Global depression and anxiety have been on the up and up for a long time. We live in a hyper competitive, hyper comparative world and people are more stressed than ever. Consistent and regular sleep can be hard to come by at the best of times. All of these factors combined can significantly impact upon our mental health. Exercise is commonly recommended to people who are suffering from stress, sleeping problems and mental health issues. When most people think of exercise they think of walking, running, playing sports or otherwise being energetic and athletic. Researchers and scientists have explored both the physical and mental health benefits of exercise for quite some time. How effective is exercise in reducing or managing mental health related symptoms and is it a viable mental health treatment/management option?
Researchers have demonstrated that exercise can help lower depression across a variety of demographics (age, race, culture, ethnicity, etc). Research findings have suggested that exercise can begin to lower depression from the very first session with the antidepressant effects persisting long after the session has ended. How realistic is exercise for those who are severely depressed? For some people diagnosed with major depression for example, just getting out of bed in the morning is an exercise feat itself. People with depression are often unfairly labelled as “lazy” and “unmotivated”. The burden and expectation of exercise then can make a depressed person feel much worse.
With respects to anxiety, regular physical activity can help to protect against anxiety disorders and anxiety symptoms. Some studies suggest that the odds of a reduction in anxiety symptoms can range between 30% and 60% for those who engage in regular exercise compared to those who don’t exercise. Engaging in exercise will help you to divert your attention away from the very thing you are anxious about. Exercise can also change your brain chemistry by increasing the availability of important anti-anxiety neurochemicals, including serotonin, gamma aminobutyric acid (GABA), brain-derived neurotrophic factor (BDNF), and endocannabinoids. Exercise is also good for the frontal regions of the brain which controls working memory, flexible thinking, and self-control.
When we are constantly exposed to stress our bodies can become very tense. We typically feel this tension in our necks, backs, face, shoulders and just throughput our bodies in general. We might even experience tension headaches and stomach complaints. Exercise can help to relive this tension and relieve these symptoms. Particularly stretching exercises like yoga or Pilates.
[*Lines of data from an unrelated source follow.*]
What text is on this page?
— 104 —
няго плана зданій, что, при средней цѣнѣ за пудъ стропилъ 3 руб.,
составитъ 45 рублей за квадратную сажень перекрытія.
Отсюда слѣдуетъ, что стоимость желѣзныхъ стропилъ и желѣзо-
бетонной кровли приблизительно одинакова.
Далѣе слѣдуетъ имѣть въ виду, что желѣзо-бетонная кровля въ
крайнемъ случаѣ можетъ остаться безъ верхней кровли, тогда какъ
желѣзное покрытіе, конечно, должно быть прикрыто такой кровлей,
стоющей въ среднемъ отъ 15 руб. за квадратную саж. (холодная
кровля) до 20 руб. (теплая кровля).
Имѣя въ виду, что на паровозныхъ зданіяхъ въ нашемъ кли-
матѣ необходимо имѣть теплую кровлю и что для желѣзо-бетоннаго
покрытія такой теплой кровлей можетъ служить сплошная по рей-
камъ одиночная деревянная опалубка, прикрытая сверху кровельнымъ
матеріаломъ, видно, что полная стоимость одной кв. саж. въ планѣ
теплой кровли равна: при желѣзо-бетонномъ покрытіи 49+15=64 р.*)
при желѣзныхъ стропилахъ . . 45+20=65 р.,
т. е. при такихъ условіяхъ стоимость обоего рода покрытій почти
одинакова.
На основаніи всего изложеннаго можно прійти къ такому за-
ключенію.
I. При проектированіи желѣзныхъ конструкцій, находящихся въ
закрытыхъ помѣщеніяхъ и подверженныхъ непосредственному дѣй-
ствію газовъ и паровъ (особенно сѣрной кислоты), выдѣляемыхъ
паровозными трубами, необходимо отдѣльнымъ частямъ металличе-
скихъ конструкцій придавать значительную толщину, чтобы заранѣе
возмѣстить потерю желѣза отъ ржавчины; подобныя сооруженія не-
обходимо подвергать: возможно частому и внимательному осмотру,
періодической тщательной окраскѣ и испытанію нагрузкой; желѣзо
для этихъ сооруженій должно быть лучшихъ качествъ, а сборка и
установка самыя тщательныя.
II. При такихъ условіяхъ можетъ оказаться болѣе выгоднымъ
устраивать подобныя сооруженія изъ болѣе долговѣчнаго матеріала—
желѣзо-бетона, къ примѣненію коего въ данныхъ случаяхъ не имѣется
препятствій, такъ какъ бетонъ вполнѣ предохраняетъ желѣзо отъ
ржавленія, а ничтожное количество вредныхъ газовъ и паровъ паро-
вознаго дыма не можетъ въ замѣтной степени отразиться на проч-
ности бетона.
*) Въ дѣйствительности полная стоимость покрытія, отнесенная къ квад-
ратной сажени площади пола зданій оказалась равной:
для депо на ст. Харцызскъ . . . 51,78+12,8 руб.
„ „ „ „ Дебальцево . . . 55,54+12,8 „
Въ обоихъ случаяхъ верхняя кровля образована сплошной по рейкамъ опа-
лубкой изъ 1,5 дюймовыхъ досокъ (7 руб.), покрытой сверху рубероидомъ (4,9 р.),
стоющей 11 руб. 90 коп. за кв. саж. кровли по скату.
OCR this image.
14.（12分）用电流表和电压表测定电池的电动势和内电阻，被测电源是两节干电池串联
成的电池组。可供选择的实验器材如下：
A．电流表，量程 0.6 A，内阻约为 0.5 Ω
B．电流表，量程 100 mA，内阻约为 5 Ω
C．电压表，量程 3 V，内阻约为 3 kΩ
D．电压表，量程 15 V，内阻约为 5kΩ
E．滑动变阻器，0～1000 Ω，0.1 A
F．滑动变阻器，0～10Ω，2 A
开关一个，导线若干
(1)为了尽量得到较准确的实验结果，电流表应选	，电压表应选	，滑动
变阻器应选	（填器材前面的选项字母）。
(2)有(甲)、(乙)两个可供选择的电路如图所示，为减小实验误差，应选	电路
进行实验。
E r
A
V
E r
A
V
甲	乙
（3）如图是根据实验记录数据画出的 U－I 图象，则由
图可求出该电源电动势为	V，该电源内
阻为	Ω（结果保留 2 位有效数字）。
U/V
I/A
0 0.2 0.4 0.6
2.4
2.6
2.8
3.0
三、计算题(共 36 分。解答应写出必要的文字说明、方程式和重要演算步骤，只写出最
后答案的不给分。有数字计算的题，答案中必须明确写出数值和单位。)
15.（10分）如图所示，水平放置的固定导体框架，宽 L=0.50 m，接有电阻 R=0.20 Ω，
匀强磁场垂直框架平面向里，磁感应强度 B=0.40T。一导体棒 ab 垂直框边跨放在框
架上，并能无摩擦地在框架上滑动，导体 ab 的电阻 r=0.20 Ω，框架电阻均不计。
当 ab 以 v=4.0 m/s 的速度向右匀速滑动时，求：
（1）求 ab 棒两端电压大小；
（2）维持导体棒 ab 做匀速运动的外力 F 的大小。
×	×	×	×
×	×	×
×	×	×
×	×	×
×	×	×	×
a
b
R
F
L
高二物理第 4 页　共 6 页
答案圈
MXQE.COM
Exercising not only releases endorphins into the brain, exercise helps to relax muscles, joints and tendons. Since our minds are so closely intertwined with our minds, when our bodies feel relaxed so to will our minds.
Most people know that exercise drains us of energy and it is therefore logical to believe that if we exercise then we can sleep better. A lack of regular and consistent sleep has been found to impair cognitive performance, mood, glucose metabolism, appetite regulation, and immune function. Researchers and scientists alike often suggest that adults need between 7 and 8 hours of uninterrupted sleep a night however the majority of people globally rarely experience this luxury. Exercise can assist the body to become more tired however if a person is consuming large amounts of stimulants (caffeine, tobacco, etc) then they will cancel out the effects of the exercise as the mind will remain in a hyperactive state.
A number of studies have demonstrated that regular and consistent aerobic exercise can have a positive impact on the brain. The short-term effects of exercise can improve information processing speed, working memory, attention, cognitive flexibility, decision making and impulse control. The long-term effects of consistent and regular exercise can improve grey matter volume in various areas of the brain which can improve cognitive functions such as spatial memory along with improving stress coping. Elderly people who exercise regularly have been shown to resist the shrinking of hippocampus which is responsible for age-related cognitive declines.
It is important to remember that whilst exercise is proven to be beneficial for mental health, the practicalities of exercise can be challenging for people with depression for example or even for people restricted by time and space (busy work schedules, families, COVID-19 isolations/quarantines). Sometimes the expectation or burden of exercise (“I should be exercising”, “Why am I being so lazy”?) can negatively influence mental health. Likewise, there are plenty of people who don’t exercise who don’t have mental health concerns and there are people who do exercise and do have mental health concerns. Exercise is not a one shoe fits all answer.
Please also seek advice from a licensed medical practitioner before starting any new exercise regime. Your health is always of primary concern and whilst exercise can have mental health benefits, it can also have physical health deficits for people who push themselves too far or too fast. For those people who can engage in regular and consistent exercise, they are likely to notice improvements in their mental health. Exercise is not a cure though and not a replacement for prescribed medications or therapy. Again, like I mentioned earlier, not exercising shouldn’t be attached to shame or thoughts of “laziness” etc. Everyone will naturally go with their own flow wherever that takes them.